Es gibt genug Institutionen, die davon leben, dass es Armut und Obdachlosigkeit gibt. Die machen Hilfsangebote, aber die bekommen auch Gelder dafür. Ich bin inzwischen sehr misstrauisch, dass diese Organisationen wirklich ein Interesse daran haben, dabei zu helfen, aus der Obdachlosigkeit zu kommen, denn dann bricht auch ihr Geschäftsmodell zusammen.
Du hast es aber von der Straße in eine Wohnung geschafft. Wie ging das?
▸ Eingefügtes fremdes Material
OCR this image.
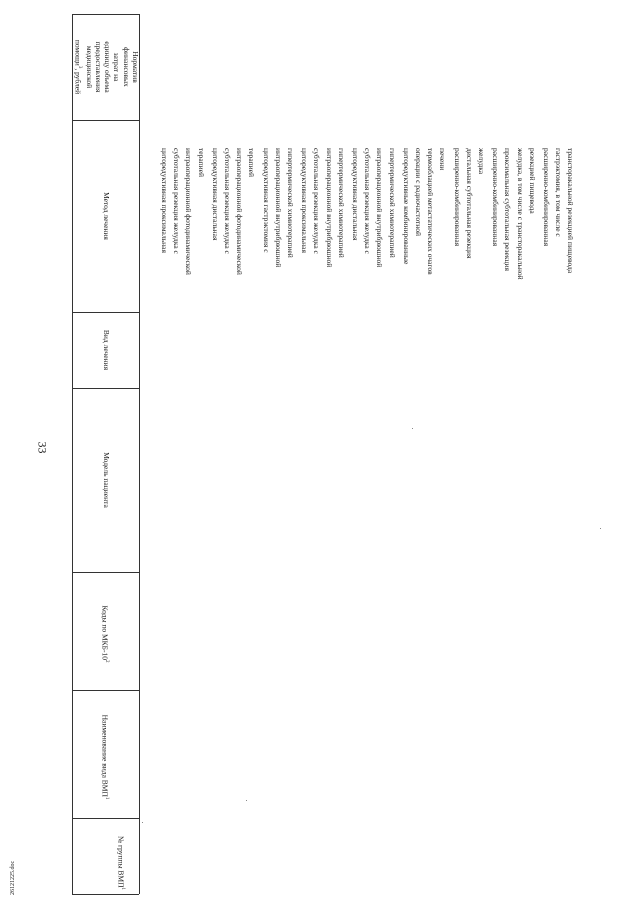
33
№ группы ВМП$^1$
Наименование вида ВМП$^1$
Коды по МКБ-$10^2$
Модель пациента
Вид лечения
Метод лечения
Норматив
финансовых
затрат на
единицу объема
предоставления
медицинской
помощи$^3$, рублей
циторедуктивная проксимальная субтотальная резекция желудка с интраоперационной фотодинамической терапией циторедуктивная дистальная субтотальная резекция желудка с интраоперационной фотодинамической терапией циторедуктивная гастрэктомия с интраоперационной внутрибрюшной гипертермической химиотерапией циторедуктивная проксимальная субтотальная резекция желудка с интраоперационной внутрибрюшной гипертермической химиотерапией циторедуктивная дистальная субтотальная резекция желудка с интраоперационной внутрибрюшной гипертермической химиотерапией циторедуктивные комбинированные операции с радиочастотной термоаблацией метастатических очагов печени расширенно-комбинированная дистальная субтотальная резекция желудка расширенно-комбинированная проксимальная субтотальная резекция желудка, в том числе с трансторакальной резекцией пищевода расширенно-комбинированная гастрэктомия, в том числе с трансторакальной резекцией пищевода
26121225.doc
Meine jetzige Frau und ich haben zwei Jahre lang bei den Armen Brüdern, das sind Franziskaner Mönche, in einem betreuten Wohnen gelebt. Als die zwei Jahre fast vorbei waren, haben wir einen Wohnungsberechtigungsschein beantragt. Der kam dann auch, zusammen mit einer Liste von möglichen Wohnungen. Gleich die erste Wohnung von der Liste haben wir bekommen. Aber man muss auch dazu sagen, dass der Vermieter sich vorher bei den Sozialarbeitern über unsere »Wohnfähigkeit« erkundigt hat. Die Sozialarbeiter im betreuten Wohnen schreiben ja allerhand »Hilfepläne« und notieren immer fleißig: »Er tut dies. Und er tut das.« Auch wenn ich gerade vielleicht dabei bin, meine Sucht zu bekämpfen, bin ich ein erwachsener Mensch und nicht unmündig. So wird man aber häufig in dem Hilfesystem behandelt und bevormundet. Es geht immer nach dem Motto: »Wenn du nicht lieb bist und nicht tust, was wir wollen, dann ist die Maßnahme beendet.« Dann stehst du wieder mit leeren Händen da. Das Konzept Housing First ist da ganz anders. Aber jut, wir haben nun die Wohnung bekommen, aber wir mussten uns auch selbst kümmern.
Was wäre sonst passiert?
Die Maßnahme bei den Armen Brüdern lief ja nach zwei Jahren aus. Dann hätten wir wieder auf die Straße gemusst. So ist das System.
Ein Drehtüreffekt…
Ja, genau. Dieses betreute Wohnen ist ein Durchlauferhitzer. Die Leute kommen von der Straße, gehen da rein und landen wieder auf der Straße. Man könnte denen ja auch einfach eine Wohnung geben, aber dann würden diese Organisationen, die letztlich auch nur ökonomische Konzerne sind, viel weniger Geld verdienen.
Wie bestreitest du aktuell deinen Lebensunterhalt?
Ich verkaufe ja schon seit 2004 das Straßenmagazin fiftyfifty. Das mache ich auch weiterhin, denn die Grundsicherung und die Erwerbsminderungsrente reichen vorne und hinten nicht. Ich glaube auch nicht, dass sich mit dem neuen Hubertus-Geld, so nenne ich das Bürgergeld, irgendetwas daran ändern wird.
Hast du Angst, wieder auf der Straße zu landen?
Nein, aus dem einfachen Grunde, dass wir unsere Wohnung niemals mehr hergeben. Und wenn das heißt, dass wir die letzten zwei Wochen im Monat Nudeln mit Zucker essen, dann ist das so. Unsere Wohnung ist das Wichtigste. Klar ist aber, dass es so nicht für immer weitergehen kann, deswegen versuche ich mich auch gemeinsam mit anderen zu wehren. Wann immer es darum geht, Ungerechtigkeit zu bekämpfen, dann bin ich dabei – auch jetzt bei den Protesten gegen die Energiekosten und die Inflation.